A noter: Pour stabiliser l’indivision et prévenir tout désaccord, il est conseillé de signer une convention d’indivision qui permet de mieux fixer les obligations et droits des deux parties devant le notaire au moment de l’achat.  Cette convention reprend précisément la quote-part de chaque indivisaire.


Deuxième solution: créer une société civile immobilière familiale (SCI)

Oui, cela peut paraître étrange mais la SCI familiale peut être une excellente solution pour les couples qui veulent être dans un cadre juridique beaucoup plus "carré".
Le principe
Avant d’acheter, votre partenaire et vous, devez créer une SCI en apportant un capital égal au montant de l’achat de votre bien. Par conséquent, les propriétaires du logement ne seront pas les concubins mais la SCI. Les concubins eux, n’auront que des parts sociales dans cette société.
Les avantages
En cas de décès de l’un des concubins, la SCI permet de mieux protéger le partenaire survivant puisque les héritiers du défunt ne pourront pas prétendre à la gestion du bien. Si les enfants possèdent des parts dans la SCI il est facile de leur en céder à condition que la cession soit consentie par tous.
Les inconvénients
La SCI est bien plus lourde à gérer que l’indivision. Il vous faudra monter un dossier administratif important, bien stipuler l’étendu du mandat du gérant mais aussi assumer un travail de gestion contraignant.

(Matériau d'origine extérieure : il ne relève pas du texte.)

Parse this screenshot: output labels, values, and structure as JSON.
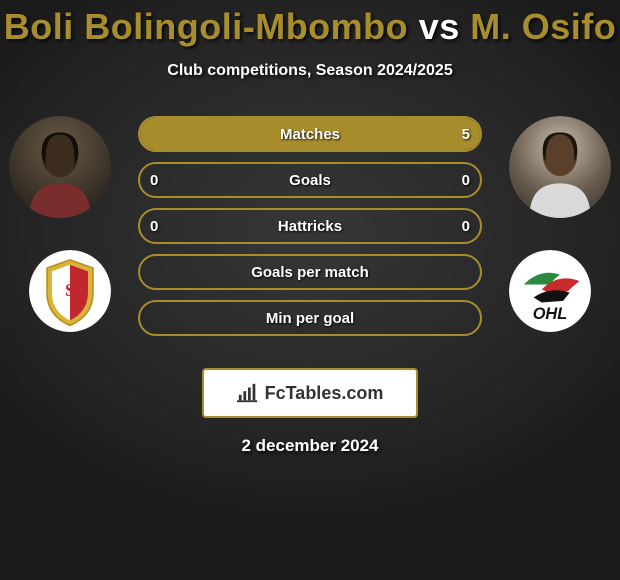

Dernière solution envisageable : la tontine
Le principe
La tontine est une simple convention insérée dans l’acte d’achat : elle prévoit qu’au décès de l’un des deux acheteurs, le survivant devienne le seul propriétaire du logement et ce quel que soit le montant de sa participation à l’achat.
Les avantages
La tontine permet de protéger la personne avec laquelle on vit et ce sans que son apport dans l’achat du logement est une importance.  Lors d’un décès, le survivant est propriétaire de plein droit du logement qui ne fait pas partie de la succession.
Les inconvénients
Le système de la tontine est très rigide.  En cas de conflit entre l’un ou l’autre des partenaires, il est très compliqué de trouver une solution alternative. Il faut que les deux parties soient unanimes pour pouvoir vendre. Enfin en cas de décès et si la valeur du bien excède 76 000 euros, le survivant paiera des droits de succession classiques bien moins avantageux que les droits de mutation.